A small inequality that became the foundation of a subject
Chebyshev’s inequality is, on the face of it, a small statement. It contains only one inequality, two parameters, and a single proof step. But that small statement turned out to be the cornerstone of an entire area of probability theory. The reason is that the same algebraic move — apply Markov’s inequality to a cleverly chosen non-negative function of the random variable — is the engine of nearly all concentration arguments. Square the deviation and apply Markov, and you get Chebyshev. Take an exponential of the deviation and apply Markov, and you get Chernoff. Take a moment-generating-function argument and apply Markov, and you get Hoeffding. The shape of the argument never changes; only the function chosen and the assumptions on the distribution do.

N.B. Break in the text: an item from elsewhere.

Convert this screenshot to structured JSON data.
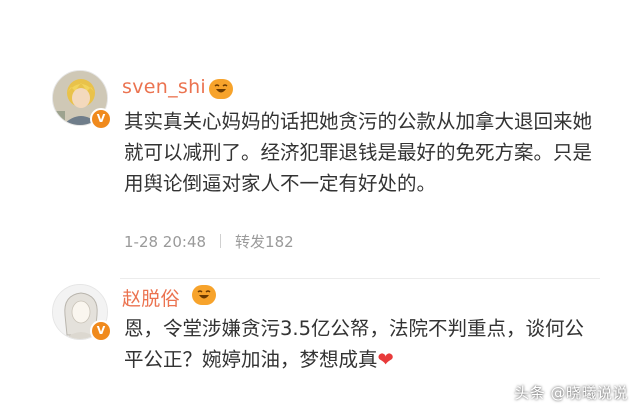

This is one of the most consequential examples in mathematics of a single template becoming a research programme. Bienaymé wrote down the trick in 1853 because he needed it for a specific computation. Chebyshev recognised its generality a decade later. A century and a half on, the same template, applied at every possible level of sophistication, underlies the analysis of randomised algorithms, the convergence proofs of stochastic gradient descent, the design of approximation schemes in numerical analysis, and a great deal of modern probability theory. Every single one of these results, when you trace it back, lives in the lineage of one short line of nineteenth-century algebra: square the deviation, apply Markov, and read off the bound.
Frequently asked
Who first proved Chebyshev's inequality?
Irénée-Jules Bienaymé proved the inequality in 1853, and Pafnuty Chebyshev rediscovered and popularised it in 1867. Bienaymé's earlier work was largely forgotten for decades; Chebyshev used the inequality as a lemma in his proof of a version of the law of large numbers, and his name has been attached to it ever since. Modern probability sometimes calls it the Bienaymé–Chebyshev inequality to acknowledge both, though the shorter form is far more common.
Why does the bound work for any distribution?
Because the proof uses no information about the distribution beyond its mean and variance. Specifically, it applies Markov's inequality to the non-negative random variable (X − μ)², whose expectation is exactly the variance σ². The bound P(|X − μ| ≥ kσ) ≤ σ²/(kσ)² = 1/k² then follows by one substitution. Since every distribution with finite variance has a well-defined mean and variance, the same bound applies to all of them — the entire derivation is two lines of algebra and uses absolutely nothing else about the shape of the distribution.
How does Chebyshev's inequality compare with the actual tails of a normal distribution?
It is dramatically more pessimistic. For a normal distribution, the probability of being more than 3σ from the mean is about 0.27%, but Chebyshev's bound only promises 11.1% — over forty times looser. At 4σ the gap is even wider: Chebyshev says 'at most 6.25%' while the normal distribution gives 0.0063%, a thousand-fold gap. The universal bound has to be conservative because it must work for distributions that genuinely do have heavy tails, even though most everyday distributions are much closer to Gaussian than Chebyshev's bound implies.
What is the inequality used for?
Three big things. First, the standard proof of the weak law of large numbers — that the sample average converges to the true mean — uses Chebyshev as its main tool. Second, in statistics and machine learning, Chebyshev provides distribution-free confidence intervals when nothing better is available. Third, it is the entry point to the modern theory of concentration of measure, which produces much tighter bounds for sums of independent random variables and powers most of modern high-dimensional probability and statistics. The inequality is one of the few results in probability that gets used at every level of the subject, from a first lecture course to current research.